Monday, September 19, 2016

Hillary Clinton, Complexity, and Likability

A college professor shared this great article that I want to pass on: To find Hillary Clinton likable, we must learn to view women as complex beings. The author begins by talking about many of the great characters in pop culture and literature, characters who weren't always likable and sometimes were complete villains. But we were interested in them, because they were complex. And by the way, they are predominantly white men. The author says we've been "trained to emphasize with white men," whether we realize it or not.

It reminded me of a recent complex, and not always likable character, Jessica Jones (title character of the Netflix series). Jessica is a private investigator with super powers. But she's also a sexual assault victim, someone who was continuously victimized by her ex-boyfriend, who was able to make her stay and do horrible things with his own super powers (mind control). We meet her after she has gotten away from him, when she has become an alcoholic, violent, and tactless. I loved the show, and Jessica, right away. Finally, I thought, a victim who doesn't care about being likeable. Who doesn't have to be so sweet and wonderful that of course we all sympathize with her, that we all ask how something so terrible could happen to her.

No, Jessica would say, f*** that. I don't care if you like me. I don't care if you think I deserved or didn't deserve what happened to me. Because at the end of the day, regardless of what I'm like as a human being, I didn't deserve to have my free will taken from me.

But I spoke to many people who couldn't get into Jessica Jones, or found themselves preferring other characters, because Jessica was so unlikable. And it's true, sometimes I would watch Jessica react to a situation and think she should have reacted differently - if she wanted things to go a certain way, that is. But I loved the character, perhaps because she wasn't always likable, and contradicted the stereotypical victim I have seen far too often. She was not a stereotype. She was a real person, with flaws. She was complex.
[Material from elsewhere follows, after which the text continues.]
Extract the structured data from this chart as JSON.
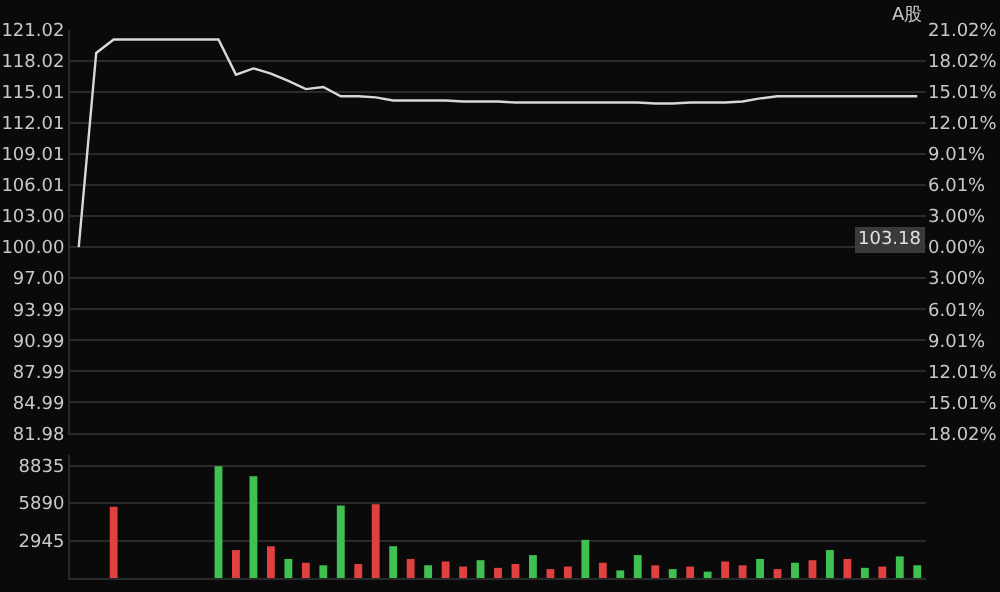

So I already knew a little of what to expect in the article about Hillary Clinton. Complex female characters are unusual, and hard to accept, so of course, that would extend to our relations with others, especially people we only view through media. But I think this paragraph really sums up the insanity of this election:
I try to wrap my head around the fact that Hillary Clinton is on one hand the most qualified human being to ever run for president of the United States, and, on the other, one of the most disliked presidential candidates of all time. In fact, Donald Trump is the only candidate who is more disliked than Clinton. And he’s not only overtly racist, sexist, and Islamophobic, but also unfit and unprepared for office. How can these two fundamentally dissimilar politicians possibly be considered bedfellows when it comes to popular opinion?
We lack archetypes for people like Clinton, and often demand perfection - even contradictory traits - from women in general. Even Clinton recognizes this; the article quotes an interview with Clinton, in which she says:
It’s hard work to present yourself in the best possible way. You have to communicate in a way that people say: ‘OK, I get her.’ And that can be more difficult for a woman. Because who are your models? If you want to run for the Senate, or run for the Presidency, most of your role models are going to be men. And what works for them won’t work for you. Women are seen through a different lens.